Identifying that tax evasion is enabling billionaires to enjoy effective tax rates equivalent to 0% to 0.5% of their wealth, a study commissioned by the European Union has called for a 2% tax on the world’s 3,000 wealthiest individuals.
The Paris-based EU Tax Observatory estimated in the report titled ‘Global Tax Evasion Report’ that such a measure could raise close to $250 billion annually. This measure is expected to address both evasion and generate funds to battle the rising challenges of climate change, pandemics, and inequality.
Economist Joseph Stiglitz, in a forward to the report, said that glaring tax disparity “undermines the proper functioning of our democracy; it deepens inequality, weakens trust in our institutions, and erodes the social contract.”
“The revenues that would be collected if we made a dent on evasion and avoidance are critical to societies, as countries around the world face the challenges of climate change, pandemics, and inequality, and as governments have to make essential investments in education, health, infrastructure, and technology,” Stiglitz wrote.
The EU Tax Observatory is a collective of economists created three years ago as part of the European Union’s efforts to combat tax abuse. It was co-funded by the EU, the Norwegian Agency for Development Cooperation, and the Research Council of Norway.
The study evaluates international efforts to combat tax evasion, citing significant progress in some areas. The automatic exchange of bank information, in particular, has reduced offshore tax evasion by a factor of three over the past decade. However, some individuals who used to hide financial assets in offshore banks have exploited loopholes by shifting holdings to non-covered assets, most importantly real estate, the report says.
The study identifies real estate as a particularly serious blind spot in international information exchange and says that it may be used for money laundering, tax evasion, escaping international sanctions, or other financial crimes. One of the major limitations of the current system of automatic information is that it does not cover certain assets, giving tax evaders incentives to invest in such assets, including real estate and works of art held in “freeports.”
According to the data available, close to $500 billion are owned by foreigners in six cities — London, Paris, Singapore, Dubai, Cote d’Azur, and Oslo — an equivalent to more than 10% of total real estate in these areas. In Dubai alone, $136 billion of real estate, 27% of the value of total Dubai real estate, is held by foreigners. Indian nationals own about 20% of the value of foreign-owned properties in Dubai.
Noting the methods of avoiding taxes, the report says that an equivalent of 35% of all the profits booked by multinational companies outside of their headquarters country — $1 trillion in 2022 — is shifted to tax havens. Billionaires use personal wealth-holding companies to avoid income tax in many countries, a practice that may not be illegal but can legitimately be seen as closer to evasion.
The report proposes an evolution of the law, including international law to battle tax evasion. “Current laws and treaties cannot be the final word on the issue of how to regulate taxation in an interconnected world. The law will keep adapting, new treaties will be written, as has happened throughout history,” it said.

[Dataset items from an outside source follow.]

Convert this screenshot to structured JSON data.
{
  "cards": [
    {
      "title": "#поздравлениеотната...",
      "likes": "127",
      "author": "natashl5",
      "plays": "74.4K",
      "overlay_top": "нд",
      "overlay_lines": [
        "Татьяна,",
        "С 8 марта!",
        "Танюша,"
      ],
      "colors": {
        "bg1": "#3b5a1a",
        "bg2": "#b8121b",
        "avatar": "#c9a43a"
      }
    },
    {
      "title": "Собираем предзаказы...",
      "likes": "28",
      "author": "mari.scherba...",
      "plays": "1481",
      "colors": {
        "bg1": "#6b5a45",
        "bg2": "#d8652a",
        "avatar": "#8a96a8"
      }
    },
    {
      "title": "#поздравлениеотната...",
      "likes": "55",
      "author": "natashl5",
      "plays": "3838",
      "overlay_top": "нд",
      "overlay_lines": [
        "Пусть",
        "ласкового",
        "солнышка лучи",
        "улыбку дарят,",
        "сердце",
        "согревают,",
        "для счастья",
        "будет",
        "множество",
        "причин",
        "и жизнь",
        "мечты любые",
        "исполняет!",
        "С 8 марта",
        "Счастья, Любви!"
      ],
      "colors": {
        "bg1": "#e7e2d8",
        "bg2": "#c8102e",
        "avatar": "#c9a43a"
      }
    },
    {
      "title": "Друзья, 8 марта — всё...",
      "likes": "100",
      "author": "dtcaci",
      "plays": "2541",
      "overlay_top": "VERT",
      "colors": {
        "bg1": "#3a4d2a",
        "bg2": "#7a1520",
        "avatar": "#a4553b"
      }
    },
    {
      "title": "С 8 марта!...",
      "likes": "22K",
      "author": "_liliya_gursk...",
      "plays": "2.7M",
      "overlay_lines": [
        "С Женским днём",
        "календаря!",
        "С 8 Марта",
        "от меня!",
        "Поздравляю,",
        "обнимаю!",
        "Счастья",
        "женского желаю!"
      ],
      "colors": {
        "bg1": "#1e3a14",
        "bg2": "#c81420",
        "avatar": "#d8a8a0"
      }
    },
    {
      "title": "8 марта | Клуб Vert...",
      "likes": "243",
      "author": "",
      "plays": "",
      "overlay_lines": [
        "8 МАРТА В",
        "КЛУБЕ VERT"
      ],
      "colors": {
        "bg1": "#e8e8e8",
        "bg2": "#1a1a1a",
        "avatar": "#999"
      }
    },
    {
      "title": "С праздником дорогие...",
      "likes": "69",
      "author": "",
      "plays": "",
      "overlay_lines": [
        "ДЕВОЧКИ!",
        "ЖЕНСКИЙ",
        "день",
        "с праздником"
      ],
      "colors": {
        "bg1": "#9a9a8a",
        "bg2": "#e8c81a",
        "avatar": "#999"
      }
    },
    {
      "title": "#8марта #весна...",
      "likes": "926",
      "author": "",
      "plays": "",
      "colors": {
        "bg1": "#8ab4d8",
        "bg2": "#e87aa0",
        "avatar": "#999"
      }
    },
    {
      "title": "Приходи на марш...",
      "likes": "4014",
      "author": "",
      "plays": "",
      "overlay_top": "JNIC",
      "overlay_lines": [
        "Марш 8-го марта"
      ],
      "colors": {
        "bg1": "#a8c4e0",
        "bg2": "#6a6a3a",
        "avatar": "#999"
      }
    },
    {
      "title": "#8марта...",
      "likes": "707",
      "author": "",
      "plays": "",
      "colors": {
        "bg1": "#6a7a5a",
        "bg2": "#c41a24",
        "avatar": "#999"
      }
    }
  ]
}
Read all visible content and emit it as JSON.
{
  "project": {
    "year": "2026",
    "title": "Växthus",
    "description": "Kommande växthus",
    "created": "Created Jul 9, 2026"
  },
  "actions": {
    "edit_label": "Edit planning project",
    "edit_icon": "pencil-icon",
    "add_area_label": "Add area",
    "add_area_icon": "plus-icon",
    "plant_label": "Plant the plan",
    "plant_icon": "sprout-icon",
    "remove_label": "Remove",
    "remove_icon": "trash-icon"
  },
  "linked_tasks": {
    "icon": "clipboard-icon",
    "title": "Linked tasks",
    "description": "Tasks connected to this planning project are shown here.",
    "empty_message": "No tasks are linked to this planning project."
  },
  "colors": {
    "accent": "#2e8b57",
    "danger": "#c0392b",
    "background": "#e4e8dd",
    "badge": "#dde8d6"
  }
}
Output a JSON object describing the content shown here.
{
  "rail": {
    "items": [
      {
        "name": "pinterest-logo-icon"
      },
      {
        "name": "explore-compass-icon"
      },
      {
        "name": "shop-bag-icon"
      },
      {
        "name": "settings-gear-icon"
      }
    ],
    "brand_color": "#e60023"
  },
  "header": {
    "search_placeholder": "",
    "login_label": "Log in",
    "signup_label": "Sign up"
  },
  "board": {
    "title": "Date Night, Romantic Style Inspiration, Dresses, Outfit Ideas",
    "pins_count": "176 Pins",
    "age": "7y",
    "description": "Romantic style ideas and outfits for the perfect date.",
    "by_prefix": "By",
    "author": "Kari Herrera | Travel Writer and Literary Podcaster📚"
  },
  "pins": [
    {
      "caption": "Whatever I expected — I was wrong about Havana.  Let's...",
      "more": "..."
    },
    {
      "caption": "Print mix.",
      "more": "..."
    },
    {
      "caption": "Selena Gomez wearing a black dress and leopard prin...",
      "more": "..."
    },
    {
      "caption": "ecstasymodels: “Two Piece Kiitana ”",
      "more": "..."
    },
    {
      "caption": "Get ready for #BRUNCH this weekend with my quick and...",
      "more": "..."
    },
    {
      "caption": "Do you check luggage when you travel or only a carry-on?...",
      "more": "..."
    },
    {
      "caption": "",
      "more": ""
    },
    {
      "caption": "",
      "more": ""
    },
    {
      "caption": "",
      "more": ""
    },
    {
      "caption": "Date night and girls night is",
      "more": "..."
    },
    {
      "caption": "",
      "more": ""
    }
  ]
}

The report recommends the international agreement on minimum corporate taxation to implement a rate of 25% and remove the loopholes in it that foster tax competition. It also calls for a Global Asset Registry to fight tax evasion.

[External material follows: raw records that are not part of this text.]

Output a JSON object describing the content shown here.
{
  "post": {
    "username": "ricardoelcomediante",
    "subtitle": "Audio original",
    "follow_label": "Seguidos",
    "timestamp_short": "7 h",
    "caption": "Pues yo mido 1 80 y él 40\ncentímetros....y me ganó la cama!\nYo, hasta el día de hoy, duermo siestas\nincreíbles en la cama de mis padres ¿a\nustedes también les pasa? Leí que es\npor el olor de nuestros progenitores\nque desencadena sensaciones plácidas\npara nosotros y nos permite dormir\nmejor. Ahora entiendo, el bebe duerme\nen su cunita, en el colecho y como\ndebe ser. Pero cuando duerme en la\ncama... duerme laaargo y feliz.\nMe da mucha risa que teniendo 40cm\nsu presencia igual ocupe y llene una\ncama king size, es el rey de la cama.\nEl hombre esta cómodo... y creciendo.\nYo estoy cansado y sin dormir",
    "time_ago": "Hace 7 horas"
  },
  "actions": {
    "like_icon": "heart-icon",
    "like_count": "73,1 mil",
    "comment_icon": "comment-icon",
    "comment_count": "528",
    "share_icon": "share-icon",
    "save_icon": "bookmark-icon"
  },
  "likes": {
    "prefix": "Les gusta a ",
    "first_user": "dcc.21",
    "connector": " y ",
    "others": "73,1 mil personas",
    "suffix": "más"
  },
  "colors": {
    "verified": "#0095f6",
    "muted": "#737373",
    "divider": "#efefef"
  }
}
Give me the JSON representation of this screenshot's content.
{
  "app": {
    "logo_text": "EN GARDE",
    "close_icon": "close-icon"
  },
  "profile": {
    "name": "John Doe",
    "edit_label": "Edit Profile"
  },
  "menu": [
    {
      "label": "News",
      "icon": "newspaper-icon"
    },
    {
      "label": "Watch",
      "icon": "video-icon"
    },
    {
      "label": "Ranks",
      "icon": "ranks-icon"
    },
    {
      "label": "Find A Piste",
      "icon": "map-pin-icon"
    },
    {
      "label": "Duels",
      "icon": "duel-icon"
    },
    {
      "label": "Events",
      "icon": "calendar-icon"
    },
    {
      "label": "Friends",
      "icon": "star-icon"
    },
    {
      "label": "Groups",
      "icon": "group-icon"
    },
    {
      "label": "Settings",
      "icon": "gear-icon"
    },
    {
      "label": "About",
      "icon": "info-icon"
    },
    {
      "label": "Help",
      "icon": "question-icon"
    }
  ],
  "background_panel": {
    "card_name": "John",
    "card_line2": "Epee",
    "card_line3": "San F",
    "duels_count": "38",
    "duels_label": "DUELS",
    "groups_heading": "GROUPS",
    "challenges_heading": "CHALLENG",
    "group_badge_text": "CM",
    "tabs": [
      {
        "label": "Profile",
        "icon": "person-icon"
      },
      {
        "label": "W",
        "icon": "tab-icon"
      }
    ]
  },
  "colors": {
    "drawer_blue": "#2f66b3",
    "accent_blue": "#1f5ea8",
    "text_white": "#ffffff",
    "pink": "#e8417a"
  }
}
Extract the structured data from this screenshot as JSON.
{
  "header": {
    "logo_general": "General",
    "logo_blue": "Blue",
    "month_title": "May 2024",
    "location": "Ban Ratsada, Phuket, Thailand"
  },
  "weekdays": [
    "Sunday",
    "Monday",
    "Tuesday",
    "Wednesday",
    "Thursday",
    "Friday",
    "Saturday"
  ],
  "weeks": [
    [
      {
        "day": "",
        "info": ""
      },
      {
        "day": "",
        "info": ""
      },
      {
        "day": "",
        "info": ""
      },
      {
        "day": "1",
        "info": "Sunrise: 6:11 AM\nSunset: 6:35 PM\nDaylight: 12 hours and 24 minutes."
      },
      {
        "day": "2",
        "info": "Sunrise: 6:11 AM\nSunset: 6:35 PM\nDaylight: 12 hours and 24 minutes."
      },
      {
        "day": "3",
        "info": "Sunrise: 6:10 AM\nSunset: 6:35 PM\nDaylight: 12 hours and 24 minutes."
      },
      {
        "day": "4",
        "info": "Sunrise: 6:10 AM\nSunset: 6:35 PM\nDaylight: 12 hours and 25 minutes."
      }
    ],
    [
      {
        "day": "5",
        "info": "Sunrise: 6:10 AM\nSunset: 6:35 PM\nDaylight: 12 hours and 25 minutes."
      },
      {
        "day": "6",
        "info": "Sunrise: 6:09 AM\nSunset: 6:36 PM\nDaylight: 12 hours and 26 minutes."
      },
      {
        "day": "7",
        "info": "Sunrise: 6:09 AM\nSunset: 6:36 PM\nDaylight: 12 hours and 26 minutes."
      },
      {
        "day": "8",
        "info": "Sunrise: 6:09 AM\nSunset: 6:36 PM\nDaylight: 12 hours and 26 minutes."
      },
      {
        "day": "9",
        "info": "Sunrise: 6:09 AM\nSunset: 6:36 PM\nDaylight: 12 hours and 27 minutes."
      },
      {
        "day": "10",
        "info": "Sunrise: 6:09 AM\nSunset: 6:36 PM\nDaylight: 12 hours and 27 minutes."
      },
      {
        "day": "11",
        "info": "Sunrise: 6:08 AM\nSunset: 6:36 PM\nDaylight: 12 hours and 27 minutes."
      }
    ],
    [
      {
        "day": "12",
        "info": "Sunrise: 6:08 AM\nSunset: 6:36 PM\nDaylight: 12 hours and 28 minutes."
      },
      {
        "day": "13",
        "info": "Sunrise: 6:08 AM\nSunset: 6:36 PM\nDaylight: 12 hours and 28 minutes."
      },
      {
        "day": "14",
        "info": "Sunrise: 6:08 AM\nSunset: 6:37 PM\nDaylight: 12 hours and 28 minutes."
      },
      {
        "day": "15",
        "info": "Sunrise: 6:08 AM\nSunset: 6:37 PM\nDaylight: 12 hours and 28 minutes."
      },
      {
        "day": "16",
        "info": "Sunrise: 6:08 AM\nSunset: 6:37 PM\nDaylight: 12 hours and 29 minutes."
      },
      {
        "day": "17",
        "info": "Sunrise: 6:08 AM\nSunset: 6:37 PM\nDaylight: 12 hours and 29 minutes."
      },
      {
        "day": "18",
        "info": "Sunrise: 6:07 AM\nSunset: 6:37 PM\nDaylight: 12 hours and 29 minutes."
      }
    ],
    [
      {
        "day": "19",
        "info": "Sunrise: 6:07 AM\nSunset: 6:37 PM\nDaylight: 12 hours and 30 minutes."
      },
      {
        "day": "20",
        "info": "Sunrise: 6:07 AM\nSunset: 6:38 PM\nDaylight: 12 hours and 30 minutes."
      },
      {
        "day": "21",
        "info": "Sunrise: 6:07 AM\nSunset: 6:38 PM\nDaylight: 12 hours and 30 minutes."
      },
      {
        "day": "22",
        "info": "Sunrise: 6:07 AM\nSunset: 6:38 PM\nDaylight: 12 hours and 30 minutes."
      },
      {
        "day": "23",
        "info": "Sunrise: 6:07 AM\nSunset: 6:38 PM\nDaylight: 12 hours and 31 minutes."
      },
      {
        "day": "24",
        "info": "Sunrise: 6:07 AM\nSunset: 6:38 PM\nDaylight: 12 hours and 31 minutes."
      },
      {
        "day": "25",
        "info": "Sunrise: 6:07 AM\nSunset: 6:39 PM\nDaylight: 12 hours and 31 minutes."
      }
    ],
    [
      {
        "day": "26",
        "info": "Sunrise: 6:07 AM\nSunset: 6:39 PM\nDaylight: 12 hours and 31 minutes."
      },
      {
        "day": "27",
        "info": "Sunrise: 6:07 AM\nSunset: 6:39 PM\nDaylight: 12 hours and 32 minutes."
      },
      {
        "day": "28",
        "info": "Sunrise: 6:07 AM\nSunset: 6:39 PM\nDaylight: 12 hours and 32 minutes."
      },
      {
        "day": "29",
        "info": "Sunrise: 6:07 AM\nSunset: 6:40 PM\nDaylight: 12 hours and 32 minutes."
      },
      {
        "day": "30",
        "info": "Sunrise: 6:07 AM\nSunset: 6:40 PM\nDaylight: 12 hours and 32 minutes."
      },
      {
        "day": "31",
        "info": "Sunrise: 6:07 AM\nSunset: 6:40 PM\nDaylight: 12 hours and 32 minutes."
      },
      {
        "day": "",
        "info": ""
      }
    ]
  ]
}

Proposing a new global minimum tax for the world’s billionaires equal to 2% of their wealth, the report says the move would address the evasion and generate nearly $250 billion from 2,756 individuals. From 260 billionaires in South and Southeast Asia, it is estimated that $17.3 billion can be raised.
The number of taxpayers affected by the proposal is very small, and the 2% tax rate for these taxpayers would still be very modest but the revenue potential is large due to the concentration of wealth at the top of the distribution and the low current tax rates of billionaires.
The report defends the proposal by highlighting the modest nature of the tax rate in light of billionaires’ wealth growth, which has averaged 7% annually since 1995, adjusted for inflation.